La Shoà è stato un fenomeno mostruoso e simbolo di un male assoluto. Bisogna capirne le ragioni storiche e sociali senza perder di vista il suo terribile primato nella sofferenza. La Shoà però non è l’unica barbarie della storia e non può farci dimenticare le altre angherie, il tremendo primato nella sofferenza non significa e non può significare monopolio della sofferenza.

Ha ottenuto tanti importanti riconoscimenti per il suo lavoro. Negli ultimi anni il suo nome è sempre tra i possibili vincitori del Nobel per la letteratura. Come vive questa condizione?
Non esistono candidati al premio Nobel, i nomi di cui si scrive e si parla sono semplicemente i nomi che i broker londinesi esibiscono per far crescere il mondo delle scommesse ed escludo nel modo più assoluto che tali nomi possano essere il risultato di indiscrezioni. L’Accademia svedese può giudicare bene o male ma escludo che faccia circolare nomi di presunti candidati.

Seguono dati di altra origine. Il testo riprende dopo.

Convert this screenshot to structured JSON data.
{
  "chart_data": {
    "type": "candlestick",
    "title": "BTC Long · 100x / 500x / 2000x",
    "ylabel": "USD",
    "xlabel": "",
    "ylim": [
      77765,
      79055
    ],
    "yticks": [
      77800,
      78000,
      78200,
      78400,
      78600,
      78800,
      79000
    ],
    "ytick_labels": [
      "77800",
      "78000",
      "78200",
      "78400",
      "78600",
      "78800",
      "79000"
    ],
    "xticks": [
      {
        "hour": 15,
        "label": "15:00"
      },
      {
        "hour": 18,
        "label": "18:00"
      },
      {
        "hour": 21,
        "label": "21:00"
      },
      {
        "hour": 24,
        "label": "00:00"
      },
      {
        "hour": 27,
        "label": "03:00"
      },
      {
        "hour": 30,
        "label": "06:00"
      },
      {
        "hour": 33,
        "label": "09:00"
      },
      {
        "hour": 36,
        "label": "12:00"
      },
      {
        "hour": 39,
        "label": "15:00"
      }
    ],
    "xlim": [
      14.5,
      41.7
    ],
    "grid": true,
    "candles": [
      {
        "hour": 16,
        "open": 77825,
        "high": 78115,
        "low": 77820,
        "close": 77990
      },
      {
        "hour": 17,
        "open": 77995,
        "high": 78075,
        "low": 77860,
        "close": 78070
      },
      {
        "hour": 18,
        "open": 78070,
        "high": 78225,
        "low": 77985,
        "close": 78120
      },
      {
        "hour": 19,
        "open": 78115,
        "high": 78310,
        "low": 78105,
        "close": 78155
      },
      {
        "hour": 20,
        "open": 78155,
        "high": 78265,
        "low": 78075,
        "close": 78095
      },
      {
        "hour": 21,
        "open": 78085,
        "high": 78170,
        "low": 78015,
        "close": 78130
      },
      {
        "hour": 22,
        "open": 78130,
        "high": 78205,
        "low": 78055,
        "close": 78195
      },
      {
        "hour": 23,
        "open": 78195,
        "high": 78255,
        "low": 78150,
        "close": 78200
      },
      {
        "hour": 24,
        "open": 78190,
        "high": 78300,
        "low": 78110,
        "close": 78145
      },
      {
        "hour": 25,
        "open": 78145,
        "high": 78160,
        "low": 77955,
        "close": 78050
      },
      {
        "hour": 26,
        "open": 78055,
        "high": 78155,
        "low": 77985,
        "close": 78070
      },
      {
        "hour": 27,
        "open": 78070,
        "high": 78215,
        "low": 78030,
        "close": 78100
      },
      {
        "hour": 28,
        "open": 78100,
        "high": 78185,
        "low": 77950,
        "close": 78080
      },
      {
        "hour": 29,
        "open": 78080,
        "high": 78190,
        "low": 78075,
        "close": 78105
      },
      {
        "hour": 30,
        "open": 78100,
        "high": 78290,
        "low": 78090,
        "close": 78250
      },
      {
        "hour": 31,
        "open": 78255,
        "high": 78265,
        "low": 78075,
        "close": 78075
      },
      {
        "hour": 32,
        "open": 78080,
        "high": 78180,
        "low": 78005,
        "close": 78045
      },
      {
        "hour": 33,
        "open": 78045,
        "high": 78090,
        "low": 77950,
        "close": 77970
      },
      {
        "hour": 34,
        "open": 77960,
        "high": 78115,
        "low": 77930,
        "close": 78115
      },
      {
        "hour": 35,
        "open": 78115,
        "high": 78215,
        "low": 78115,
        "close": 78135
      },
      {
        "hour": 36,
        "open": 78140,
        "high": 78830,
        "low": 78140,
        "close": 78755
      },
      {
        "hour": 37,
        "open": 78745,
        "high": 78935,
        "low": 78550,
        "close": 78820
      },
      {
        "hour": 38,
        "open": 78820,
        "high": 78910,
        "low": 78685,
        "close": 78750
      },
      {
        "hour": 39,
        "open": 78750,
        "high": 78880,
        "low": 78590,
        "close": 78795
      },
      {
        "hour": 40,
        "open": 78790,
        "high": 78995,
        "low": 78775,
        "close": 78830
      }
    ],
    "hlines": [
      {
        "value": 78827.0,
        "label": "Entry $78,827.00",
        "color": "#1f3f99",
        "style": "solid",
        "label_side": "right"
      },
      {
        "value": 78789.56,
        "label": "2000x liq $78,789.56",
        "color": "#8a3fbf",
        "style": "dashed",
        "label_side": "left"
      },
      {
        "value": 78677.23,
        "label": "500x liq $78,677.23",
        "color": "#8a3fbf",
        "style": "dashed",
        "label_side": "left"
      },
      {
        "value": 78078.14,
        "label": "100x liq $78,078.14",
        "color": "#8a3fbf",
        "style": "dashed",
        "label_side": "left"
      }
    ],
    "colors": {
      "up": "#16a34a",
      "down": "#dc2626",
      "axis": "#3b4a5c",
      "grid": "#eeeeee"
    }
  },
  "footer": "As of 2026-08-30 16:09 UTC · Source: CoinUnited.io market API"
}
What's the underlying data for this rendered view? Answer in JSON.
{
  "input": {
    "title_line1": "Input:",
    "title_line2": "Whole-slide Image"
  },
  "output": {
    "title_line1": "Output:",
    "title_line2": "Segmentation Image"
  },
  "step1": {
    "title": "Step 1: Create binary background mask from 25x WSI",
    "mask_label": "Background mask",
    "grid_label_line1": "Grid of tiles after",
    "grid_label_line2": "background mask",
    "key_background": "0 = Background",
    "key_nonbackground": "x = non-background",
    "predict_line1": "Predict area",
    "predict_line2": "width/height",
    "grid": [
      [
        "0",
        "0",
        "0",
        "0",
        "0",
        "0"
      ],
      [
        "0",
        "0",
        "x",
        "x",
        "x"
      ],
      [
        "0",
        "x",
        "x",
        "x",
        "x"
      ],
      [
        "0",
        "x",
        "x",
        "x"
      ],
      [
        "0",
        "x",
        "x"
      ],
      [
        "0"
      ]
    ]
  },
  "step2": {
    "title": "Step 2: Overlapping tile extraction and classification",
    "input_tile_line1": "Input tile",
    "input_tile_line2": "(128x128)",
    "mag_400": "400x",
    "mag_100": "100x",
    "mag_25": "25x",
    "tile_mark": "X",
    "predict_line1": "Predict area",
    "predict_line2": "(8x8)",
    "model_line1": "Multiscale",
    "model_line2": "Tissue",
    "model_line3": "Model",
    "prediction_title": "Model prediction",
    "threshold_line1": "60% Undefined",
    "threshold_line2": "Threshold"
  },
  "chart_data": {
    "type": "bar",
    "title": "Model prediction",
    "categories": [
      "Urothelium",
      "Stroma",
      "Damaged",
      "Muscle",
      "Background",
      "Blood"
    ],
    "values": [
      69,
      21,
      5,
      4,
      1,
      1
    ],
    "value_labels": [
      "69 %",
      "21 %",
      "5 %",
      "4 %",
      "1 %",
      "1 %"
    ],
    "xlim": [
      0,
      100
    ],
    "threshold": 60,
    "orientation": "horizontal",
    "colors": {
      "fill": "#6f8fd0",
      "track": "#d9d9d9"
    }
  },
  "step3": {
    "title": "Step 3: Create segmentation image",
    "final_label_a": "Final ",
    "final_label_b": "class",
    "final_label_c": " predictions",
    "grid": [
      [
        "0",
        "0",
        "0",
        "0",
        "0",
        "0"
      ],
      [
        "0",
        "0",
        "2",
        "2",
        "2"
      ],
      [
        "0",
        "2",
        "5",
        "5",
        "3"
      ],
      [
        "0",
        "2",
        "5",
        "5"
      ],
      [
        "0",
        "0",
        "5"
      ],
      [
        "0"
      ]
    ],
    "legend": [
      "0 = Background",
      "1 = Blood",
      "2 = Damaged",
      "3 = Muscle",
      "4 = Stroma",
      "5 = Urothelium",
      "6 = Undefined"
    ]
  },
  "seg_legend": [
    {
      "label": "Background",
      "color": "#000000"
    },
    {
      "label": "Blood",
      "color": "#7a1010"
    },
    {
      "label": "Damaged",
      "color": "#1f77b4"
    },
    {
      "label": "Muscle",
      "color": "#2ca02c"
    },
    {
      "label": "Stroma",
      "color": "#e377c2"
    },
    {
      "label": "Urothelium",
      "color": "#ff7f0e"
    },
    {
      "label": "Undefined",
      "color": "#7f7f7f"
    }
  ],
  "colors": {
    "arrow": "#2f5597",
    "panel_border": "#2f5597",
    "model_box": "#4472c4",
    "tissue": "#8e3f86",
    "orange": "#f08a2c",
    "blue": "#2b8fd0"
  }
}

Riguarda me ma anche gli altri. In ogni caso qualunque riconoscimento lo si accetta sempre con piacere. Sono sempre dei doni.

Ha un buon rapporto con l’Abruzzo e gli abruzzesi?
Nel 1955 ho percorso a piedi l’Abruzzo con un mio amico che aveva delle prozie ad Ancarano, il professor Giovanni Gabrielli che incontro proprio stasera a Trieste per bere una birra in amicizia. Prima la “Montagna dei Fiori” dove abbiamo anche dormito con i pastori e quando attraversavamo i piccoli paesi dell’entroterra gli abitanti c’invitavano spesso a pranzo o a cena. Mi ricordo che in ogni piccolo paese la gente si chiedeva chi fossimo, e la risposta, che proveniva dai più informati, era sempre la stessa: sono tedeschi dell’Alta Italia. Gran belle passeggiate. Poi il Gran Sasso, Campo Imperatore, Assergi per finire a L’Aquila. L’anno successivo, nel 1956, la comitiva diventò più grande e il gruppo diventò di quattro persone. L’obiettivo da raggiungere era la Majella. Ricevemmo un’ospitalità meravigliosa dappertutto e in particolare a Guardiagrele. Sempre quell’anno a Lama dei Peligni ci spacciammo per speleologici triestini di una fantomatica e inesistente rivista, “Specus”. Ho perciò dei bellissimi ricordi legati all’Abruzzo.